Wednesday, July 17, 2013

The Place Between

When news broke last month linking a ninety-four-year-old northeast Minneapolis man with a Nazi SS unit that committed atrocities in World War II, the local reaction was one of shock.

When it turned out that this man was the father of a colleague, it was even more shocking.

Now that the shock has worn off, it’s time to take a good hard look at the evidence presented in the original AP story and try as best possible to determine what it really proves.

This past Sunday, Andrij Karkoc (you say Andrij I say Andriy) took to the pages of the Star Tribune to offer a rebuttal to the claims made in the story. My father, Michael Karkoc, is not a war criminal:

The only “evidence” AP uncovered about my father’s wartime activities comes from his own memoirs. In them he describes service in the German army, and talks about why and how he deserted. He describes his motivation and role in defending his native Ukraine by joining the Legion of Self-Defense. He describes his participation in negotiations to “collaborate” with the Germans while holding a live grenade in his coat pocket. He describes his travel to Warsaw and the armistice negotiated between the Legion and the Polish underground. He describes his journey at the end of the war, and the surrender by the 1st Division of the Ukrainian National Army to the U.S. military.

Most importantly, his memoir is dedicated to the memory of family, friends and fellow countrymen whose hopes for freedom and independence were destroyed, and who died during the horrors of war, from fratricide, or as sacrifices to the terror of Nazi and Communist occupation. It describes an incredible story of survival, death, life, luck, his faith in God, his devotion to family and his undying love for Ukraine.

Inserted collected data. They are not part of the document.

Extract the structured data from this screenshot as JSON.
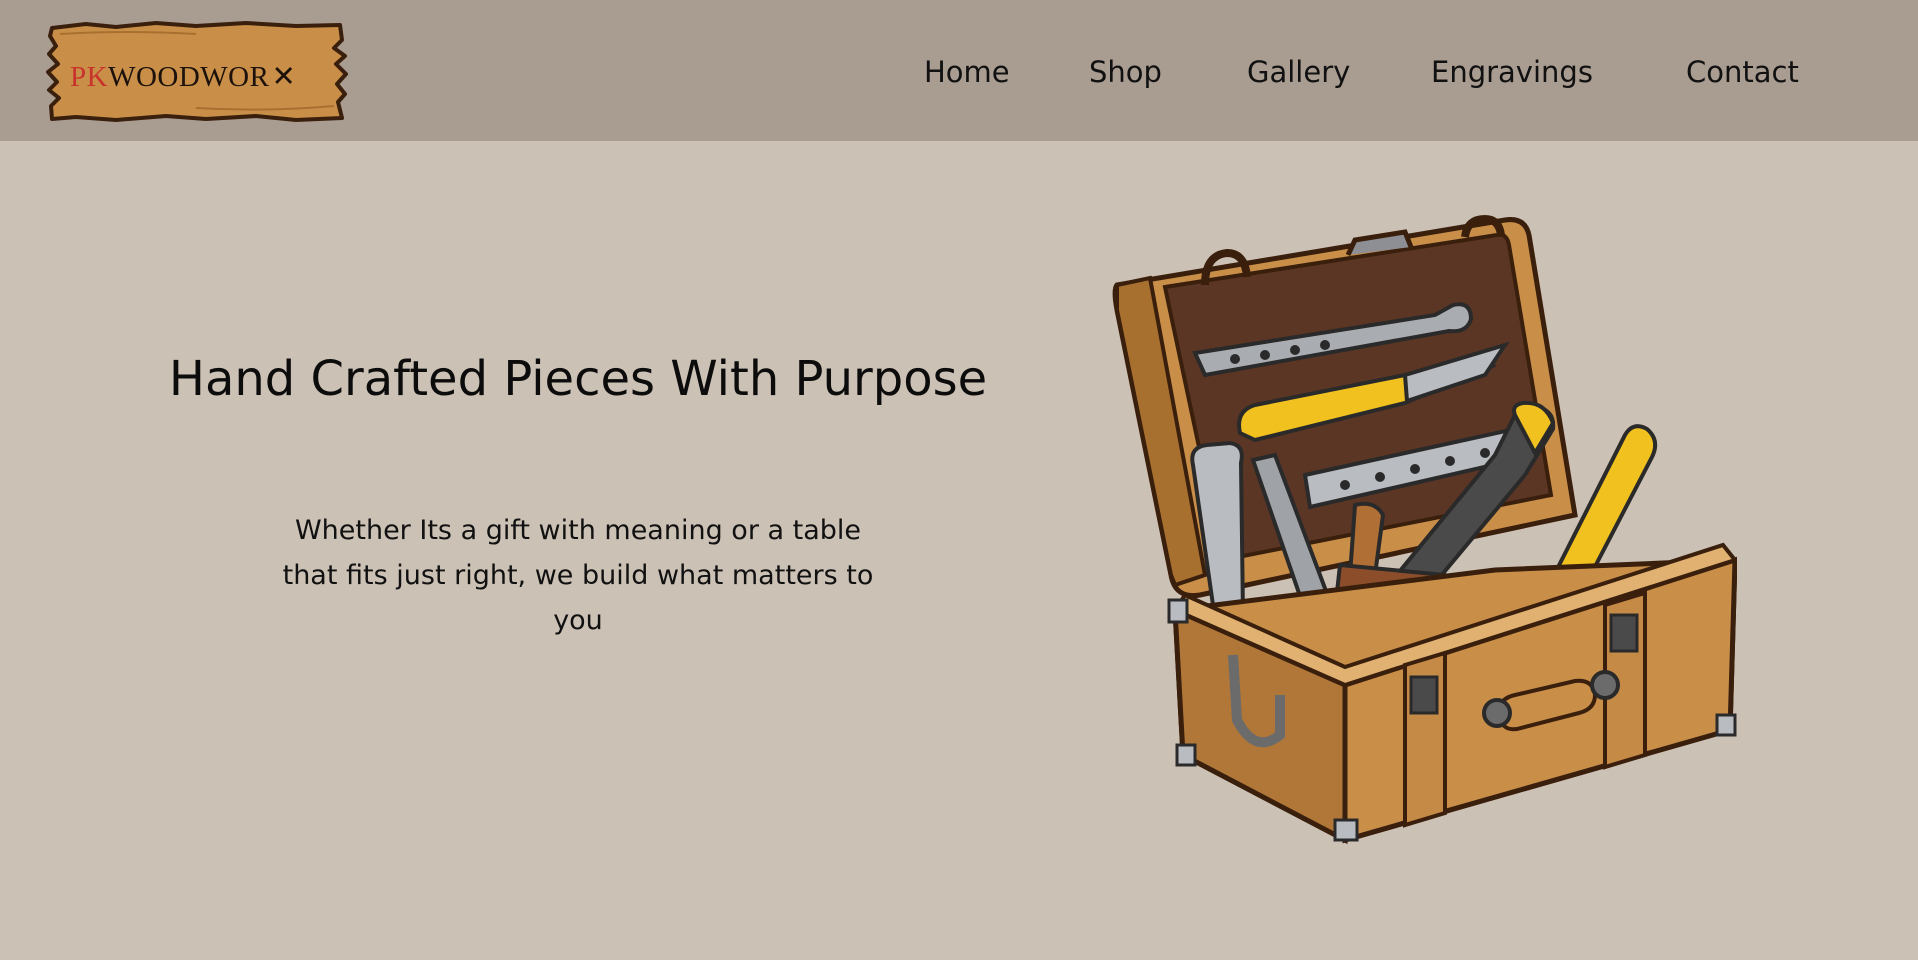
{
  "header": {
    "logo": {
      "prefix": "PK",
      "main": "WOODWOR",
      "suffix": "✕"
    },
    "nav": [
      {
        "label": "Home"
      },
      {
        "label": "Shop"
      },
      {
        "label": "Gallery"
      },
      {
        "label": "Engravings"
      },
      {
        "label": "Contact"
      }
    ]
  },
  "hero": {
    "title": "Hand Crafted Pieces With Purpose",
    "subtitle": "Whether Its a gift with meaning or a table that fits just right, we build what matters to you",
    "illustration": "toolbox-illustration"
  },
  "colors": {
    "header_bg": "#a99c91",
    "page_bg": "#ccc1b5",
    "logo_board": "#c98f49",
    "logo_border": "#3a1f0d",
    "logo_accent": "#c9332c"
  }
}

My father is not a criminal, and never was. He is a hero, who by the grace of God managed to survive the unimaginable.

So far, the only thing Associated Press has “proved” is that everything Michael Karkoc wrote in his memoir is true. My father did nothing wrong. He never lied. And he’s not afraid of the truth.


As Andrij notes in his piece, the Ukraine was in the “Bloodlands” during the Thirties and Forties. Like peoples in Poland, Belorussia, and the Baltic states, Ukrainians were caught between and fought over by the Soviet Union and Nazi Germany and suffered grievously as a result. Details on events during that time are not always clear and were (and are) often colored by perceptions. After the war ended, the Soviet Union and communist Poland would do anything they could to discredit Ukrainian nationalists so sifting through the layers of history to determine the truth is not an easy task.

This doesn’t mean that we should excuse war crimes committed during those terrible years. It does mean that before we accuse some of involvement in such crimes we should have evidence that is both substantial and well substantiated. In this case, that burden of proof doesn’t appear to have been yet met.